According to Pitt, who has been a persistent critic of two staff no-action letters that he says entrenched the outsized influence of Institutional Shareholder Services Inc. and Glass Lewis & Co. LLC, the staff guidance was a tremendous step forward and just the beginning of the analysis on this issue. He noted, however, that he did not believe a lot of government regulation was needed and that this is an area where the private sector should be motivated to do something.
Hirschmann, who echoed the same criticisms of ISS and Glass-Lewis, added that he was encouraged by the SEC guidance and believes that it provides greater clarity for everyone, which can help create a more effective system.
According to Hirschmann, proxy advisory firms have become the de facto standard setter for corporate governance despite their lack of transparency on how they create these standards.
Pitt noted that the two firms, which control about 97 percent of the proxy advisory services market, have done an effective job of keeping themselves as the arbiters of corporate governance in the U.S. despite not owning a single share in companies in which they issue opinions about.
Pitt noted that the SEC's guidance effectively established that one of the crucial principles everyone should remember is that the purpose of rendering advice is to enhance shareholder value. He said this principle is crucial because it is what makes an economy run.
Although he noted that it was appropriate for individual shareholders to have their own views and agendas, he said there is a lot of activity that does nothing to enhance shareholder value.
According to Pitt, proxy advisory firms obtain an exemption from the proxy solicitation requirements on the assumption that they are trying to help shareholders enhance the value of their investments. Pitt found difficulty in this assumption, however, because there is lack of transparency in how proxy advisors come up with their recommendations and there may be uncertainty on whether they are based on current and accurate data.
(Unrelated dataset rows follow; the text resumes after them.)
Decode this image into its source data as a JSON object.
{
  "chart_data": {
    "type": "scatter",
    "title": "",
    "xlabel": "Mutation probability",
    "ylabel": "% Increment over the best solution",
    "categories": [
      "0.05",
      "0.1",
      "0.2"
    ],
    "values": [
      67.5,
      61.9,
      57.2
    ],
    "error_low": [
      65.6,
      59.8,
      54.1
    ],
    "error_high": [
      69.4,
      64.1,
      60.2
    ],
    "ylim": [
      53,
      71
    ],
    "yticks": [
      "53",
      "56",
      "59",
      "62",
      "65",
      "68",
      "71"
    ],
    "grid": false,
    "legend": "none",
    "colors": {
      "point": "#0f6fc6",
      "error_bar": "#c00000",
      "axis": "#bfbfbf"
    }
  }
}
He noted that in the end, the proxy advisory process should be a collaborative process between investors, proxy advisors and issuers.
In discussing the three takeaways from the SEC's update, Pitt said there is no substitute for public companies “doing their homework.”
Part of this process is that public companies should have a continuous dialogue with proxy advisors and institutional investors to ensure that their views are heard and that they have correct information.
He also noted that it's absolutely essential to know what is on the mind of shareholders and to present when the air is clear.
If the first time a company is talking to institutional investors is when it needs them, it is already too late, he said.